Un'ulteriore ipotesi che riguarda il provvedimento è la possibilità di concedere una sorta di "prestito pensionistico", che consentirebbe quindi di andare in pensione anticipatamente, ma con un riscontro dal punto di vista finanziario.

L'entità dei tagli sull'assegno pensionistico

In molti si chiederanno quindi a quanto potrebbe ammontare il taglio rispetto all'assegno pensionistico spettante a chi si ritira dal lavoro con i requisiti standard. Secondo le prime ipotesi effettuate, il taglio dovrebbe essere del 3% per ogni anno di anticipo rispetto all'età in vigore al momento di richiesta della pensione. Per ovviare al minore reddito percepito, i pensionati potrebbero usufruire del prestito già citato, che consentirebbe quindi di non ricevere un assegno troppo ridotto, che in molti casi potrebbe portare a rendere poco fattibile l'ipotesi del pensionamento anticipato.

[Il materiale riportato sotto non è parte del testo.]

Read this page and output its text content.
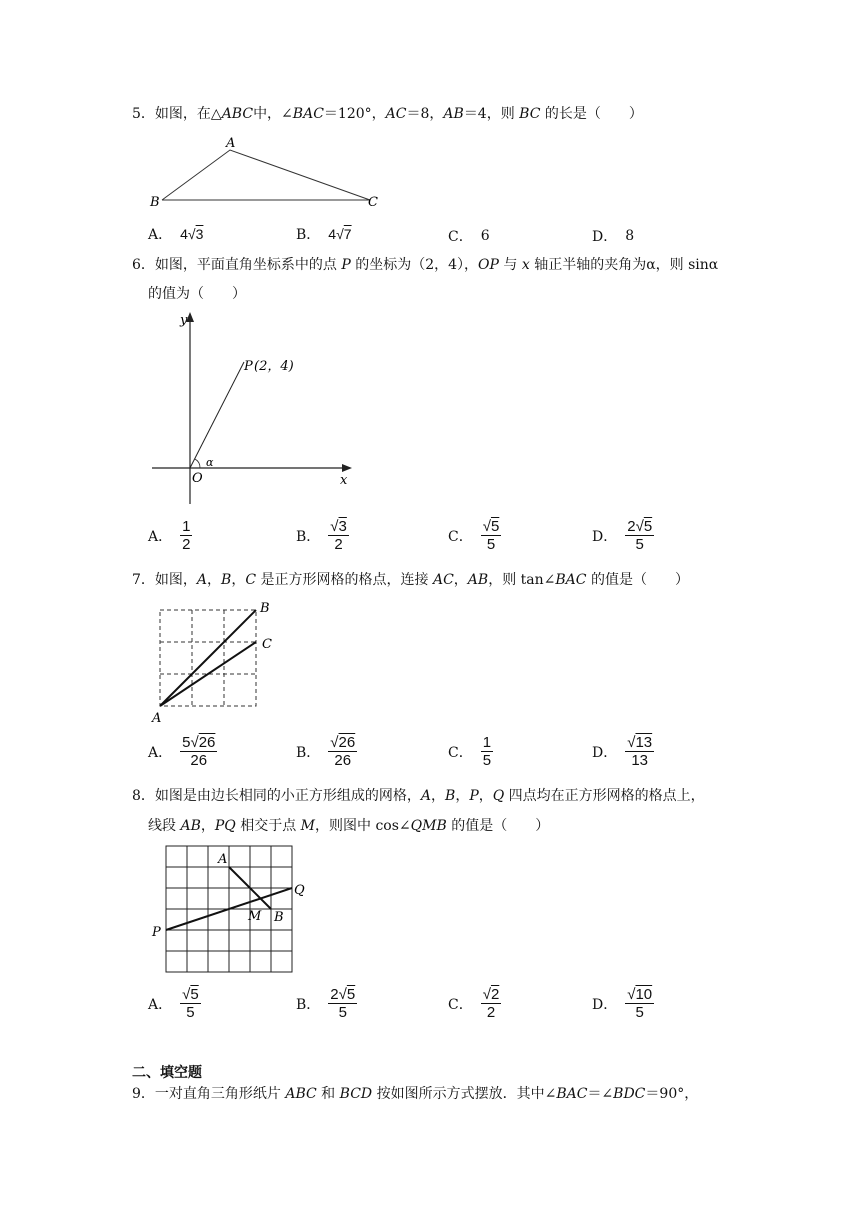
5．如图，在△ABC中，∠BAC＝120°，AC＝8，AB＝4，则 BC 的长是（　　）
A
B	C
A． 4 √ 3	B． 4 √ 7	C． 6	D． 8
6．如图，平面直角坐标系中的点 P 的坐标为（2，4），OP 与 x 轴正半轴的夹角为α，则 sinα
的值为（　　）
y
x
O
α
P (2，4)
A． $\frac{1}{2}$	B． $\frac{√3}{2}$	C． $\frac{√5}{5}$	D． $\frac{2√5}{5}$
7．如图，A，B，C 是正方形网格的格点，连接 AC，AB，则 tan∠BAC 的值是（　　）
A
B
C
A． $\frac{5√26}{26}$	B． $\frac{√26}{26}$	C． $\frac{1}{5}$	D． $\frac{√13}{13}$
8．如图是由边长相同的小正方形组成的网格，A，B，P，Q 四点均在正方形网格的格点上，
线段 AB，PQ 相交于点 M，则图中 cos∠QMB 的值是（　　）
A
B
P
Q
M
A． $\frac{√5}{5}$	B． $\frac{2√5}{5}$	C． $\frac{√2}{2}$	D． $\frac{√10}{5}$
二、填空题
9．一对直角三角形纸片 ABC 和 BCD 按如图所示方式摆放．其中∠BAC＝∠BDC＝90°，
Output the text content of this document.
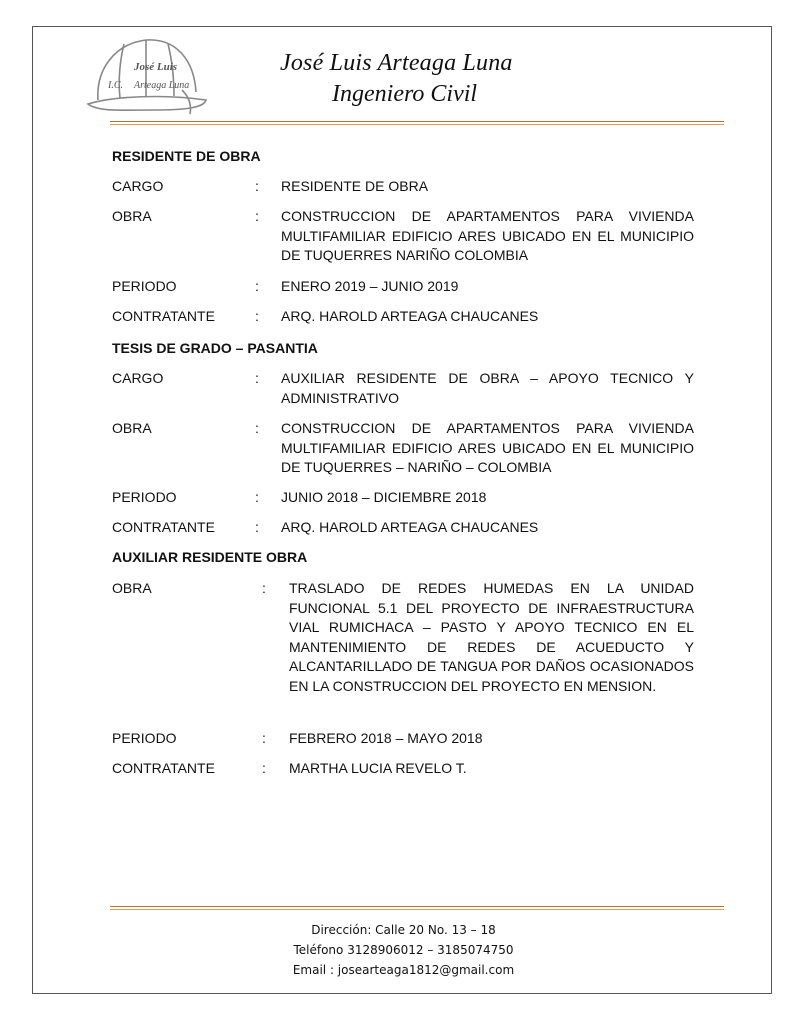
José Luis
I.C. Arteaga Luna
José Luis Arteaga Luna
Ingeniero Civil
RESIDENTE DE OBRA
CARGO	: RESIDENTE DE OBRA
OBRA	: CONSTRUCCION DE APARTAMENTOS PARA VIVIENDA MULTIFAMILIAR EDIFICIO ARES UBICADO EN EL MUNICIPIO DE TUQUERRES NARIÑO COLOMBIA
PERIODO	: ENERO 2019 – JUNIO 2019
CONTRATANTE	: ARQ. HAROLD ARTEAGA CHAUCANES
TESIS DE GRADO – PASANTIA
CARGO	: AUXILIAR RESIDENTE DE OBRA – APOYO TECNICO Y ADMINISTRATIVO
OBRA	: CONSTRUCCION DE APARTAMENTOS PARA VIVIENDA MULTIFAMILIAR EDIFICIO ARES UBICADO EN EL MUNICIPIO DE TUQUERRES – NARIÑO – COLOMBIA
PERIODO	: JUNIO 2018 – DICIEMBRE 2018
CONTRATANTE	: ARQ. HAROLD ARTEAGA CHAUCANES
AUXILIAR RESIDENTE OBRA
OBRA	: TRASLADO DE REDES HUMEDAS EN LA UNIDAD FUNCIONAL 5.1 DEL PROYECTO DE INFRAESTRUCTURA VIAL RUMICHACA – PASTO Y APOYO TECNICO EN EL MANTENIMIENTO DE REDES DE ACUEDUCTO Y ALCANTARILLADO DE TANGUA POR DAÑOS OCASIONADOS EN LA CONSTRUCCION DEL PROYECTO EN MENSION.
PERIODO	: FEBRERO 2018 – MAYO 2018
CONTRATANTE	: MARTHA LUCIA REVELO T.
Dirección: Calle 20 No. 13 – 18
Teléfono 3128906012 – 3185074750
Email : josearteaga1812@gmail.com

In aggiunta ai provvedimenti citati, sarebbe allo studio anche un reddito minimo garantito per coloro che si avvicinano all'età della pensione, una fascia di età particolarmente sensibile in caso di perdita del posto di lavoro.

Visto lo stato di ipotesi delle misure citate, al momento non è possibile stimare quante persone potranno essere coinvolte dalla possibilità di anticipo della pensione, tenendo anche in considerazione che l'età raggiunta la quale potrebbe essere possibile richiedere l'anticipo varierà di anno in anno, secondo le integrazioni che vengono effettuate periodicamente sui requisiti anagrafici per il ritiro dal mondo del lavoro.